For the last six years or so, at the end of every month, I’ve summarized local, national and international “stories of need” from local, national and international news sites, blogs, press releases and editorials. The following are some of September’s most need-in-the-news-worthy stories:
UNITED STATES OF AMERICA — Three destructive hurricanes struck U.S. soil — Texas, Florida and Puerto Rico — this month. Protests erupted in St. Louis in the wake of the Jason Stockley verdict. NFL players engaged in controversial pre-game anthem protests and other sports figures and politicians weighed in on the topic.

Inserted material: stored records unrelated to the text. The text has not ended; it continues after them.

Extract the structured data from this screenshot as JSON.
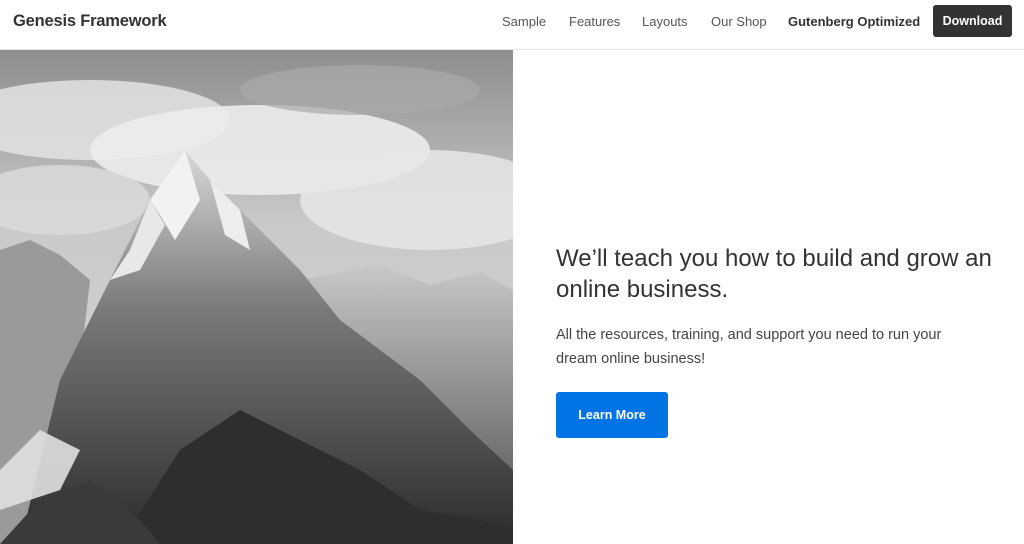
{
  "header": {
    "site_title": "Genesis Framework",
    "nav": [
      {
        "label": "Sample"
      },
      {
        "label": "Features"
      },
      {
        "label": "Layouts"
      },
      {
        "label": "Our Shop"
      },
      {
        "label": "Gutenberg Optimized"
      }
    ],
    "download_label": "Download"
  },
  "hero": {
    "image_alt": "mountain-photo",
    "title": "We’ll teach you how to build and grow an online business.",
    "subtitle": "All the resources, training, and support you need to run your dream online business!",
    "cta_label": "Learn More"
  },
  "colors": {
    "accent": "#0073e5",
    "download_bg": "#333333"
  }
}
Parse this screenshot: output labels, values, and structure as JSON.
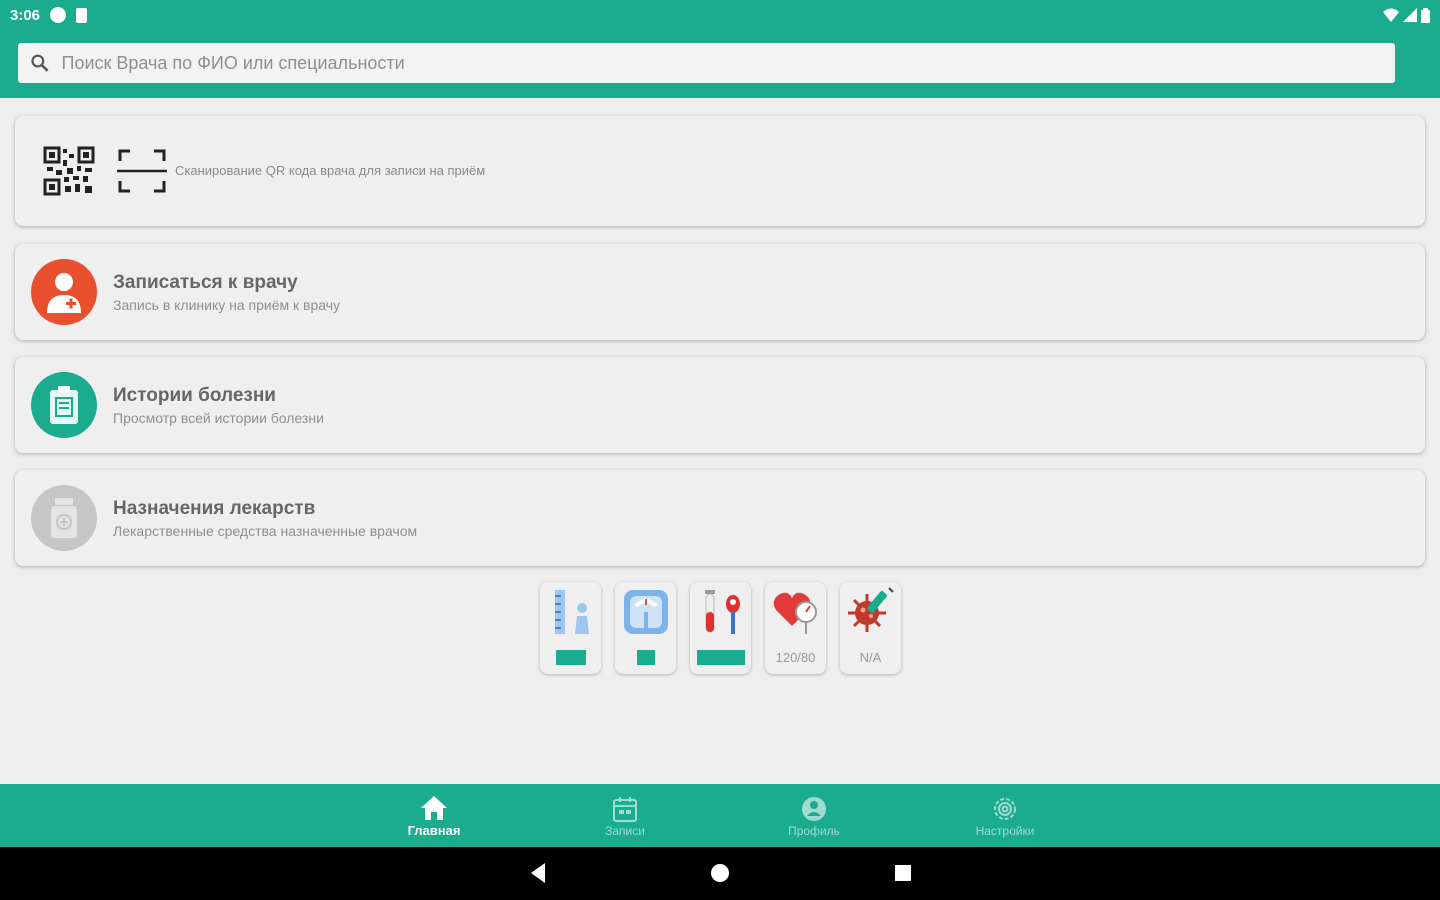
{
  "status_bar": {
    "time": "3:06"
  },
  "search": {
    "placeholder": "Поиск Врача по ФИО или специальности"
  },
  "qr_card": {
    "text": "Сканирование QR кода врача для записи на приём"
  },
  "menu": [
    {
      "title": "Записаться к врачу",
      "subtitle": "Запись в клинику на приём к врачу",
      "icon": "doctor-icon",
      "color": "#e8502e"
    },
    {
      "title": "Истории болезни",
      "subtitle": "Просмотр всей истории болезни",
      "icon": "clipboard-icon",
      "color": "#1aac8d"
    },
    {
      "title": "Назначения лекарств",
      "subtitle": "Лекарственные средства назначенные врачом",
      "icon": "medicine-bottle-icon",
      "color": "#c6c6c6"
    }
  ],
  "metrics": [
    {
      "icon": "height-icon",
      "value": ""
    },
    {
      "icon": "scale-icon",
      "value": ""
    },
    {
      "icon": "blood-test-icon",
      "value": ""
    },
    {
      "icon": "blood-pressure-icon",
      "value": "120/80"
    },
    {
      "icon": "virus-icon",
      "value": "N/A"
    }
  ],
  "bottom_nav": [
    {
      "label": "Главная",
      "icon": "home-icon",
      "active": true
    },
    {
      "label": "Записи",
      "icon": "calendar-icon",
      "active": false
    },
    {
      "label": "Профиль",
      "icon": "profile-icon",
      "active": false
    },
    {
      "label": "Настройки",
      "icon": "settings-icon",
      "active": false
    }
  ],
  "colors": {
    "accent": "#1aac8d",
    "background": "#eeeeee",
    "doctor": "#e8502e"
  }
}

MYANMAR — The United Nations is sending monitors to investigate reports of military abuses and genocide against the Rohingya people in Myanmar, which obtains its weapons from these sources. Rohingya refugees in Bangladesh are braving rain and lack of supplies while waiting for aid in temporary camps.
MEXICO — On Sept. 19, a magnitude 7.1 earthquake struck the Mexican capital causing widespread damage and the deaths of more than 200 people.
INDEPENDENCE? — Voter referendums in support of independence recently passed in Kurdistan in northern Iraq and Catalonia in northeast Spain, but it remains to be seen if either region will achieve self-government.
At times, what gets lost in the concern and clamor over major local, national and international events and issues, are ordinary people, communities, businesses and other groups doing extraordinary things. Here are a few I’ve heard about recently:
RENO (Nevada) — Bailey Johnson beat cancer four times before he turned 5. Now he’s 18 and a volunteer assistant football coach.
NEW YORK CITY (New York) — Megan Phelps-Roper grew up in the controversial Westboro Baptist Church. Her TED speech on why she left has been viewed more than 4.5 million times.
BOCA RATON (Florida) — Millionaire Marc Bell temporarily opened his mansion to 70 foster kids displaced by Hurricane Irma.
HOUSTON (Texas) — NFL star J.J. Watt raised $37 million for Hurricane Harvey relief for his adopted hometown.
IOWA CITY (IOWA) — “The Wave” is a new tradition at Kinnick Stadium on the University of Iowa campus. It began as a grassroots campaign, but now involves more than 65,000 fans at Iowa Hawkeyes home football games. After the first quarter, the Hawkeyes faithful simultaneously turn to wave at sick patients watching from the University of Iowa’s Stead Family Children’s Hospital, which overlooks the stadium.
- Stories worth reflection:
TIME TO REPENT — The evangelical publication Christianity Today asks if we are ready to turn away from our nation’s legacy of lynching?
HUMAN TOLLS — On the impact of the opioid crisis in America.
“JUST LIKE MY MOTHER” — A look at intergenerational trauma.
THE END OF THE WORLD AS WE KNOW IT — Why do Americans love doomsday prophecies?